Regulation of cerebellar Ins(1,4,5)P3 receptor by interaction between Ins(1,4,5)P3 and Ca2+

We have characterized in detail the Ca2+-dependent inhibition of [H-3]Ins(1,4,5)P-3 ([H-3]InsP(3)) binding to sheep cerebellar microsomes, over a short duration (3 s), with the use of a perfusion protocol. This procedure prevented artifacts previously identified in studies of this Ca2+ effect. In a cytosol-like medium at pH 7.1 and 20 degrees C, a maximal inhibition of approx. 50 % was measured. Both inhibition and its reversal were complete within 3 s. Ca2+ decreased the affinity of the receptor for InsP(3) by approx. 50 % (K-d 146 +/- 24 nM at pCa 9 and 321 +/- 56 nM at pCa 5.3), without changing the total number of binding sites.

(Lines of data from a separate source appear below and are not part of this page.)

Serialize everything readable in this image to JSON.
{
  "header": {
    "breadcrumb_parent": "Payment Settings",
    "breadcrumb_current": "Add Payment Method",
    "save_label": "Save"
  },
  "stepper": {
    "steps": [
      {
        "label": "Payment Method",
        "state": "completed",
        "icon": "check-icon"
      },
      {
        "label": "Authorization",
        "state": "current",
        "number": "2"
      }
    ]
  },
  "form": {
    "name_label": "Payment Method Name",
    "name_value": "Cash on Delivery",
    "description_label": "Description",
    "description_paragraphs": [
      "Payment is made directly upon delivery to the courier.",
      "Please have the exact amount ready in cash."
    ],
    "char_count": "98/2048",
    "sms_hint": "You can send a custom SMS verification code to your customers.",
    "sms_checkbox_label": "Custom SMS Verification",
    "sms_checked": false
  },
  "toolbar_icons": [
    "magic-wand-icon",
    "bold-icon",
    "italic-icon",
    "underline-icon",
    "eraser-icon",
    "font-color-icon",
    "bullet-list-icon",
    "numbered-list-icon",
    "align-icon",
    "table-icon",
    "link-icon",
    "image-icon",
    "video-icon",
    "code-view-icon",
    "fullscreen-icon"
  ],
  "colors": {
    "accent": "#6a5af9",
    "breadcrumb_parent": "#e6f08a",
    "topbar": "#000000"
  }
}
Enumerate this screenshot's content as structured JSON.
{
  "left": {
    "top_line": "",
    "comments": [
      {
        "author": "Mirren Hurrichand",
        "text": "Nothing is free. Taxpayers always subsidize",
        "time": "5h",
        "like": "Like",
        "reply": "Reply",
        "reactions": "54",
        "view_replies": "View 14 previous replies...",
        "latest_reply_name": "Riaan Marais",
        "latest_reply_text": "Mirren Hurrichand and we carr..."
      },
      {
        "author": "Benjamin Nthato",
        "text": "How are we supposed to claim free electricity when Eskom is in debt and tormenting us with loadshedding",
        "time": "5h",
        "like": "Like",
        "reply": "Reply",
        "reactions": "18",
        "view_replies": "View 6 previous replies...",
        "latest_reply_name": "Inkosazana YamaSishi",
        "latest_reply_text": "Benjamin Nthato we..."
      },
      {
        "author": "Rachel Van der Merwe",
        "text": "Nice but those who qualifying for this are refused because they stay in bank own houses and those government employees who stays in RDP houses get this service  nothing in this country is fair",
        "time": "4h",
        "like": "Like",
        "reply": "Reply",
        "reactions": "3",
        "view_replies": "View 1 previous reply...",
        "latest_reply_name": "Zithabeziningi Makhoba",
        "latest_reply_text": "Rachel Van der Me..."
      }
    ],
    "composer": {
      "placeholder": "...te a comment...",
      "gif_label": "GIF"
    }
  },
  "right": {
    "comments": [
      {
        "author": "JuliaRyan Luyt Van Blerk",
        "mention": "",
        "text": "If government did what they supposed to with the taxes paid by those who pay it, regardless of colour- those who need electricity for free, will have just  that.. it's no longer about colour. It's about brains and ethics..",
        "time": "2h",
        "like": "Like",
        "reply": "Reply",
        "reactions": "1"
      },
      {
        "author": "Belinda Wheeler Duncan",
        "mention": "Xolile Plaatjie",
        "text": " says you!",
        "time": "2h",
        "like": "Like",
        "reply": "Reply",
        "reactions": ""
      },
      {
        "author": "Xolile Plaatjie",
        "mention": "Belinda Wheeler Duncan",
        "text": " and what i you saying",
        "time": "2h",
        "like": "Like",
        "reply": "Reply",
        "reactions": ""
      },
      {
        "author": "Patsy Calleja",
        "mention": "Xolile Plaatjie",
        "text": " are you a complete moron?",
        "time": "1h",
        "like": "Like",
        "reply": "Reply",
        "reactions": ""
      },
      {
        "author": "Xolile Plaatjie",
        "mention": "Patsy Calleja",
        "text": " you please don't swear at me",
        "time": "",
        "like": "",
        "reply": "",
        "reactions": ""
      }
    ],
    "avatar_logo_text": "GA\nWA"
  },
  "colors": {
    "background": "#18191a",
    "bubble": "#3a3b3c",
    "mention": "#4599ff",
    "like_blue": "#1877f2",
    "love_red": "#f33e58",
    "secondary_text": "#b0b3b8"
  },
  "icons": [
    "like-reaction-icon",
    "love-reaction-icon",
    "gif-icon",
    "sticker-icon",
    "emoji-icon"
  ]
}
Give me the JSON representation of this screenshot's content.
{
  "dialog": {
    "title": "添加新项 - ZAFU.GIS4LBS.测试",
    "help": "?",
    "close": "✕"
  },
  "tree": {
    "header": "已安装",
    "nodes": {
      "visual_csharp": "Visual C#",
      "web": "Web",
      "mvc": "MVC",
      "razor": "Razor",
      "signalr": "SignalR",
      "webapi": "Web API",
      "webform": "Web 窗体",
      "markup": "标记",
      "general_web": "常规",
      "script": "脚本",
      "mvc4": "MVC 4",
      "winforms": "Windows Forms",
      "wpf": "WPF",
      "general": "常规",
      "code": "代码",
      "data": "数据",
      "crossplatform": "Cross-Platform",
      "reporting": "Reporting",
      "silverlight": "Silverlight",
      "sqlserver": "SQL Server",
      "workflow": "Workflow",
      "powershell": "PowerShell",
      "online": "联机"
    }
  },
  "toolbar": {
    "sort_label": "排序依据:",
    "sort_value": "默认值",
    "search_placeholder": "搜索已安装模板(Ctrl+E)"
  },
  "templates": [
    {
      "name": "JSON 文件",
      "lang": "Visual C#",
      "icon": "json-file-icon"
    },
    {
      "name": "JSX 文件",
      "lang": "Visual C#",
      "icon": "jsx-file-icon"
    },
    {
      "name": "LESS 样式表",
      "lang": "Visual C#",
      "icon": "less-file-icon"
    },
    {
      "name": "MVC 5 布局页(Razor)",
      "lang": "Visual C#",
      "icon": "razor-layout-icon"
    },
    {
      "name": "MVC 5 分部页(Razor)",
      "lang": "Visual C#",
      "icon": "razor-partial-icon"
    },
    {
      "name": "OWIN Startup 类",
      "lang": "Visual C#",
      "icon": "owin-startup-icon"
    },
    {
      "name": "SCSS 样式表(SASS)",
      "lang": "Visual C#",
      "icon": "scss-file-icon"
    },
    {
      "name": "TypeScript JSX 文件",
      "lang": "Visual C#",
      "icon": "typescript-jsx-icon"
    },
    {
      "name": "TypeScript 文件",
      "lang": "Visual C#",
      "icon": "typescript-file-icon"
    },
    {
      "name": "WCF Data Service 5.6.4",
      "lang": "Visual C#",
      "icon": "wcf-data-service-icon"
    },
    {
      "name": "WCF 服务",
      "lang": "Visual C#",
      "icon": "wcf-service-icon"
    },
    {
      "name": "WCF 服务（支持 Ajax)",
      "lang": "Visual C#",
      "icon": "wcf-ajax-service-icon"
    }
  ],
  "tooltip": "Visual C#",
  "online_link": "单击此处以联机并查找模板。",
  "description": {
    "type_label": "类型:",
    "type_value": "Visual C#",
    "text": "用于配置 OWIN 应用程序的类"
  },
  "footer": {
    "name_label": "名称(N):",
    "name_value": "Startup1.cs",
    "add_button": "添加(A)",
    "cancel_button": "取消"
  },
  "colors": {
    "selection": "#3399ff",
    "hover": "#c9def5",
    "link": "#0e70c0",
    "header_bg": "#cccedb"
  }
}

Conversely, increasing the [H-3]InsP(3) concentration from 30 to 400 nM tripled the IC50 for Ca2+ and decreased the maximal inhibition by 63 %. This is similar to a partial competitive inhibition between InsP(3) binding and inhibitory Ca2+ binding and is consistent with InsP(3) and Ca2+ converting InsP(3) receptor into two different states with different affinities for these ligands. Mn2+ and Sr2+ also inhibited [H-3]InsP(3) binding but were respectively only 1/10 and 1/200 as effective as Ca2+. No inhibition was observed with Ba2+. This selectivity is the same as that previously reported for the inhibitory Ca2+ site of InsP(3)-induced Ca2+ flux, suggesting that the same site is used by Ca2+ to convert cerebellar InsP(3) receptor to a low-affinity state and to inhibit its channel activity. Our results also suggest a mechanism by which InsP(3) counteracts this Ca2+-dependent inhibition.